The port landscape is characterized by its incessant mobility. The coming and going of the big freighters or ships of the Navy, container lifts, or the continuous hustle of the cranes draw a landscape in transit, changing, never finished. The architecture proposed for the Museum is not inspired by the forms of the ships, as suggested by the modern tradition, nor in the urban architecture of the city, but responds to the specific conditions of the place. But places transcend their own physical territoriality and the building rooted in its place evokes, at the same time, the world from other places.

Since it is a National Museum, the program of the proposed building is twofold: The National Center for Underwater Archaeological Research, intended for research, restoration, conservation and protection of the submerged archaeological heritage and the National Museum of Underwater Archeology. The design option of building two buildings on the smooth platform of the quay of Alfonso XII could well respond to these program considerations. The limitation of the maximum buildability on the slope of the plot, would make it essential to build under the quota of the quay in order to fill the requested surface demand.

But are, in turn, considerations of another order that finally lead us to raise the idea of ​​the excavated building. On the one hand the theme of the institution: Subaquatic Archeology; That is, the exhibition and dissemination of the underwater heritage referring to all traces of human existence that have a cultural, historical or archaeological character and that have been under water. We therefore consider it pertinent that the visitor of the Museum penetrate into the interior of the earth, in reference to the underwater and underground world, origin of the submerged heritage. It is a building that takes, therefore, from underground the argument of the project. And, secondly, it is a landfill. The platform that constitutes the wharf of Alfonso XII occurs as a consequence of the terriment of the space in front of the maritime walls of the city of Cartagena. It is, therefore, a space where the sea used to be. The materials, object of the exhibition, return thus to its place of origin, now under the heavy layer of stone of the old dock port.

The building emerges to surface with only two elements: the National Center and the great skylight of the excavated Museum.

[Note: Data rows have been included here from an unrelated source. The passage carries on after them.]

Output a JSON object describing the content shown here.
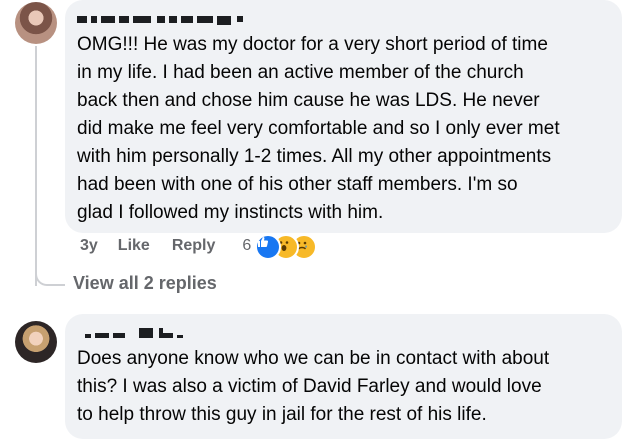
{
  "comments": [
    {
      "text": "OMG!!! He was my doctor for a very short period of time\nin my life. I had been an active member of the church\nback then and chose him cause he was LDS. He never\ndid make me feel very comfortable and so I only ever met\nwith him personally 1-2 times. All my other appointments\nhad been with one of his other staff members. I'm so\nglad I followed my instincts with him.",
      "age": "3y",
      "like_label": "Like",
      "reply_label": "Reply",
      "reaction_count": "6",
      "reactions": [
        "like-icon",
        "wow-icon",
        "sad-icon"
      ]
    },
    {
      "text": "Does anyone know who we can be in contact with about\nthis? I was also a victim of David Farley and would love\nto help throw this guy in jail for the rest of his life."
    }
  ],
  "view_replies": "View all 2 replies",
  "colors": {
    "bubble": "#f0f2f5",
    "meta_text": "#65676b",
    "like_blue": "#1877f2",
    "emoji_yellow": "#f7b928"
  }
}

Between them, a wide ramp descends leading the visitor inside the Museum. The experience of entering is perceived, therefore, as the metaphor of an immersion in the sea. The two volumes, one long, prismatic and opaque, are placed next to the traffic track drawn in front of the walls and parallel to the canteen of the pier. The other, broken, angular and more transparent, adopts a geometry that allows it to form between them a sort of square on the quay, lobby of the building, anteroom of the Museum. A public space for outdoor exposure, from where you can see some of the elements exposed inside the skylight.

The position of the building of the Center for Underwater Archaeological Research, parallel to the new traffic route, which segregates the city from the new colonized territories, will allow to preserve for the citizen this space of reception of the Museum. The skylight, broken and random, is advanced towards the sea by tensioning with its angular geometry the straight line of the canteen of the pier.

Due to its condition of excavated building, the volume built on the surface quota is only half of what is allowed by municipal regulations, so we have minimized construction on the dock, thus providing public space for use and enjoyment of the citizen. This new urban space, a result of the way these two pieces are situated.